With loan guarantees and cap and trade off the table, and various tax incentives for renewable in danger, Obama has been turning to the Environmental Protection Agency. Under his leadership, the EPA has issued ambitious fuel economy regulations which could force automakers to develop new technologies, and indeed, automakers are funding work on better batteries, fuel cells, and other technologies in response. The EPA is also planning to issue carbon dioxide rules for power plants that could accelerate the shift from coal to natural gas (see “Natural Gas Changes the Energy Map” and “King Natural Gas”), and might eventually prompt a greater shift to renewables.

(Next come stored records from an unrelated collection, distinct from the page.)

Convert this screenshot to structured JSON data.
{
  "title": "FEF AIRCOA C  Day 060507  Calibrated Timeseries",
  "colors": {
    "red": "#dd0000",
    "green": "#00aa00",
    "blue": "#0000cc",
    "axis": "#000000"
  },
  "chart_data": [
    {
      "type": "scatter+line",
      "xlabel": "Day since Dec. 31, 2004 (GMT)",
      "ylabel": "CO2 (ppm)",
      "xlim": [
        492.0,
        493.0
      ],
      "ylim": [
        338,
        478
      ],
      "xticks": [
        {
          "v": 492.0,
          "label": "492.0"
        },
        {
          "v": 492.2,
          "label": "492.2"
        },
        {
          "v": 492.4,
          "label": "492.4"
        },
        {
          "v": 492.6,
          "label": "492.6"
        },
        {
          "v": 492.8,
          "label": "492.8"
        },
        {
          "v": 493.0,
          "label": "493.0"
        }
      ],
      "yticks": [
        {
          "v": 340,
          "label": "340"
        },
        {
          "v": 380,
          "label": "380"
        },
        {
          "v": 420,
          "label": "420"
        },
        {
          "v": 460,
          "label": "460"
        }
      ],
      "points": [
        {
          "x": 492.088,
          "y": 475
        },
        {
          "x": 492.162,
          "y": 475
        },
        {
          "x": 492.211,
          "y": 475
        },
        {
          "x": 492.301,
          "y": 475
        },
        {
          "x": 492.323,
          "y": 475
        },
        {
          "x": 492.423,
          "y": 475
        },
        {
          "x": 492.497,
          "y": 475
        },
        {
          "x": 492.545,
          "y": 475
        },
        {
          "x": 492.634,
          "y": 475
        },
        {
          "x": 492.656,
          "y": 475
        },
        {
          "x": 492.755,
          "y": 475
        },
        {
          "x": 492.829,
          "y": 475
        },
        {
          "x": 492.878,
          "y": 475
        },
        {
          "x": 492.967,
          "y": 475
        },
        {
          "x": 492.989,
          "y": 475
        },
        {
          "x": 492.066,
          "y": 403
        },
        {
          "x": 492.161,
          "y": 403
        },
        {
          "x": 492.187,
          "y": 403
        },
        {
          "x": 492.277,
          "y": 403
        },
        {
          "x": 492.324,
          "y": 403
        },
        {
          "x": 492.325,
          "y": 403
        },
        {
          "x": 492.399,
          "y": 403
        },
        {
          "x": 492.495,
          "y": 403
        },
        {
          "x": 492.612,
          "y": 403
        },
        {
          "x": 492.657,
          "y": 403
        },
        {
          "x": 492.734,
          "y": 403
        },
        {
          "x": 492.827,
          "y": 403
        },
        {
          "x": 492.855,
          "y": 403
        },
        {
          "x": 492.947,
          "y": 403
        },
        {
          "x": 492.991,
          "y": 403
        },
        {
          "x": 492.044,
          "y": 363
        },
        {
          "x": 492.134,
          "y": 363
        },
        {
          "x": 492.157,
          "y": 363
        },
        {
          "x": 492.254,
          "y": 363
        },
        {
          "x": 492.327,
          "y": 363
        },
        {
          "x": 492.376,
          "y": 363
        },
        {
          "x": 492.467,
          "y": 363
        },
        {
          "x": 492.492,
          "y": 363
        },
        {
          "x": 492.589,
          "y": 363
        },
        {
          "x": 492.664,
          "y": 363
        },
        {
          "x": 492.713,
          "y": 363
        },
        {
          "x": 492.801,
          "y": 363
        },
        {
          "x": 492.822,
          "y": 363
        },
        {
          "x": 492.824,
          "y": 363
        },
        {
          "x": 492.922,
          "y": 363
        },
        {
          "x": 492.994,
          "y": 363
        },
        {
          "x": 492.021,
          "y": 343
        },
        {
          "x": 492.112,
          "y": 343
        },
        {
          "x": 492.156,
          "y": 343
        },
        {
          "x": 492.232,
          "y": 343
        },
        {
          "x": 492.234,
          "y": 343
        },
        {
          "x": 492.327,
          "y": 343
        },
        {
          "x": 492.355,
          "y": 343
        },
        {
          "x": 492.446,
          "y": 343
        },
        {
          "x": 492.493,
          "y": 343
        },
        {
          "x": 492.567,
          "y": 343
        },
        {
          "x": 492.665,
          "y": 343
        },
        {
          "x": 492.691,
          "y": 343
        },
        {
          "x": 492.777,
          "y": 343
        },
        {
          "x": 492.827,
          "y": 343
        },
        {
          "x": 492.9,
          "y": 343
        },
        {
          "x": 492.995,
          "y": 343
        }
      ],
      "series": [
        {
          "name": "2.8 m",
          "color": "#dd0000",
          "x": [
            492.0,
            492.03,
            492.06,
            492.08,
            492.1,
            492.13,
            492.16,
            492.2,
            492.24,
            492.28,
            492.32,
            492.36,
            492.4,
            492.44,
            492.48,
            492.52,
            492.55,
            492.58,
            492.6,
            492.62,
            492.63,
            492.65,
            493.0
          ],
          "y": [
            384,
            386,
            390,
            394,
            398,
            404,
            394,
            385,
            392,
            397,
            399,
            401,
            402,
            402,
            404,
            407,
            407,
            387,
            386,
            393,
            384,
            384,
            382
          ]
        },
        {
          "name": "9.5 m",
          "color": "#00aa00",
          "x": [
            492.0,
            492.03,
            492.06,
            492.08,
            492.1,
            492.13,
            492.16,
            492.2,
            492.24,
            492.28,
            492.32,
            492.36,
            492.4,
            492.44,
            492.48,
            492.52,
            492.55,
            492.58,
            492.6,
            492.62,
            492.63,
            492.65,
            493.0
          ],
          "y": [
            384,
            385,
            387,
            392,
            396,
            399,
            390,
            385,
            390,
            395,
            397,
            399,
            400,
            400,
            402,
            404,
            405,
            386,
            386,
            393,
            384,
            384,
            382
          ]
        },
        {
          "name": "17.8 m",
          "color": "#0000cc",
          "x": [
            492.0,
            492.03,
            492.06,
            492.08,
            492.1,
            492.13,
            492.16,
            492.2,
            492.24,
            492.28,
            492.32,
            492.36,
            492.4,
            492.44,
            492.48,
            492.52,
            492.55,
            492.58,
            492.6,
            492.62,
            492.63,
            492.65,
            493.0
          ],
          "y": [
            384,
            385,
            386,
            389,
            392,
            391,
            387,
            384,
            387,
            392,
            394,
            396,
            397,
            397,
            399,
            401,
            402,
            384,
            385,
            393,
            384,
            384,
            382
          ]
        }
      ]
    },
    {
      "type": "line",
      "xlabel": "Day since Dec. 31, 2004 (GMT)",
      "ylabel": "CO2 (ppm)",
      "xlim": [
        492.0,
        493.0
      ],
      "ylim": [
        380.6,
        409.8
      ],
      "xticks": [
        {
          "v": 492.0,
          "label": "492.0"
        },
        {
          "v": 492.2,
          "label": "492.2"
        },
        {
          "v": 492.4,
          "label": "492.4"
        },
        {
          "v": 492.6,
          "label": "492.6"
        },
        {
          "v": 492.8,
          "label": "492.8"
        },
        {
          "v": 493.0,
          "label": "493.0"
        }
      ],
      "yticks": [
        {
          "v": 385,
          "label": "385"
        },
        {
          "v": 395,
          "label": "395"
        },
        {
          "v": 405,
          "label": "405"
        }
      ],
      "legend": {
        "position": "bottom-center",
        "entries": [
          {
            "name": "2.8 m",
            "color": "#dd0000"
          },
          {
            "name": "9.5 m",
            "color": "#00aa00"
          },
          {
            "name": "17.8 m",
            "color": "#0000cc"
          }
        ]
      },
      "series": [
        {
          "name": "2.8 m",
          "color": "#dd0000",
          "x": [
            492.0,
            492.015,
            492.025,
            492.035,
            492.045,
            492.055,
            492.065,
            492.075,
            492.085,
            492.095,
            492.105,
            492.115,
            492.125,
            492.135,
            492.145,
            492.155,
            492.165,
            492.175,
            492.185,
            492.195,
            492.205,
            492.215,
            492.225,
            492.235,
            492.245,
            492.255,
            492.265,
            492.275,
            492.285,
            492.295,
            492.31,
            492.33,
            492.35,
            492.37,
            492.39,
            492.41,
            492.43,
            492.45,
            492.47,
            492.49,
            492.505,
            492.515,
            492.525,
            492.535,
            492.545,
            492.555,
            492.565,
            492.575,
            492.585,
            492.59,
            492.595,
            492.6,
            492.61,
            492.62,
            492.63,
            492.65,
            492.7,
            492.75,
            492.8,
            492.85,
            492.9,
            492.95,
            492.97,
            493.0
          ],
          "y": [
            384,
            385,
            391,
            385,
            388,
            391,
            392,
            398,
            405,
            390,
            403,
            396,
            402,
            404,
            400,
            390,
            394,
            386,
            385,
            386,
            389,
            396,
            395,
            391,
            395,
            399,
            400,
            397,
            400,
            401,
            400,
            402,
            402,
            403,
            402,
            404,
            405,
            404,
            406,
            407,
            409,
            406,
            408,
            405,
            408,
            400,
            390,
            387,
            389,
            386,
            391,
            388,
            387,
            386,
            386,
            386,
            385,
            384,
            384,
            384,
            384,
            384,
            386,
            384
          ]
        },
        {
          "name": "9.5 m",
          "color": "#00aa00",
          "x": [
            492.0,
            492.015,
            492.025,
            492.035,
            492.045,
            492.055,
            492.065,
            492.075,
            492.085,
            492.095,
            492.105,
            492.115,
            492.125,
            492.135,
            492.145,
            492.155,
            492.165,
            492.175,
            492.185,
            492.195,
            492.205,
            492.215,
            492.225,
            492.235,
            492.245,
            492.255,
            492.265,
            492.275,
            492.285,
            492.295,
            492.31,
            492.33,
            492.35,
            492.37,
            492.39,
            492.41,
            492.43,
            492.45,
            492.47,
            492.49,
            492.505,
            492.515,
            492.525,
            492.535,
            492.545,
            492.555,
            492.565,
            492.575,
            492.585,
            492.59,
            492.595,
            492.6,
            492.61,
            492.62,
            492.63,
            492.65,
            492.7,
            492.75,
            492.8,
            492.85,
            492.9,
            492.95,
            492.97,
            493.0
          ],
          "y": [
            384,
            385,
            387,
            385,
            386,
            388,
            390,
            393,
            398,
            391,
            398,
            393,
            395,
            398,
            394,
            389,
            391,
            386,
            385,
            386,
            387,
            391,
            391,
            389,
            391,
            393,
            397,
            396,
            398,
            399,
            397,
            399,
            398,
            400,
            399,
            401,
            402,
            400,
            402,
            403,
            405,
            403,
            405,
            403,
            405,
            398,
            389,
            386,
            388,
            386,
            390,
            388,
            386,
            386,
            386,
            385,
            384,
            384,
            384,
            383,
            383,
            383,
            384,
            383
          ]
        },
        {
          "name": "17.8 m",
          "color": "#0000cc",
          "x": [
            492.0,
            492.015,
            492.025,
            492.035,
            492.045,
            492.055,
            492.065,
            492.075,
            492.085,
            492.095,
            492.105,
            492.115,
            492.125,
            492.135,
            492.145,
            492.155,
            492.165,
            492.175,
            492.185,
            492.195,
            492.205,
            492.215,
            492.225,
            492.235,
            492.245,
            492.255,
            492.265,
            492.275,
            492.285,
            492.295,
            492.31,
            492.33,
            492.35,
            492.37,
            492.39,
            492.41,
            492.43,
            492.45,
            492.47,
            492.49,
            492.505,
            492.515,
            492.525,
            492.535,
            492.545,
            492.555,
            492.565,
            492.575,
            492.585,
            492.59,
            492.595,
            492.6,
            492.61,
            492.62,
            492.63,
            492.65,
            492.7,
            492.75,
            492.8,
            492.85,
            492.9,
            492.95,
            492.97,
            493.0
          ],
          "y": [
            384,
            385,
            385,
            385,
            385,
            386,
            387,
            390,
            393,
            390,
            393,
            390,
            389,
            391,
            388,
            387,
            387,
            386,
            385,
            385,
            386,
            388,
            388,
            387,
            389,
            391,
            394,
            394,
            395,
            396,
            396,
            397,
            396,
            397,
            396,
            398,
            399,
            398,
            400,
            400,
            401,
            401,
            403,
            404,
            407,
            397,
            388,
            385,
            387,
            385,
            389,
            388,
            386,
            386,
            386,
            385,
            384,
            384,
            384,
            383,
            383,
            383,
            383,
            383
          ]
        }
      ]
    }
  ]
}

But Obama should be wary of pushing too hard on EPA regulation. While most people believe climate change is a serious problem, and climate change has once again become a hot topic after Sandy, many people in the U.S. don’t think it is a problem, and no one is sure just how much money should be spent to solve it. For example, scientists don’t know how much damage climate change will cause, and models can’t make good predictions about where the damage will occur. Tackling climate change will be a long term project that will need the long term support of Americans to solve, and creating that support will require working through difficult issues of how to proceed when the impact of climate change is uncertain. 

With these things in mind, Obama should reverse the course his administration has taken in the last couple of years, talking little about climate change, and only confusing the issue with talk of green jobs and oil independence which have little or nothing to do with addressing climate change (see “Avoiding the ‘C’ Words”). One of the most important steps Obama can take in the next four years isbe to make climate change the focus of an intense, high level, national debate.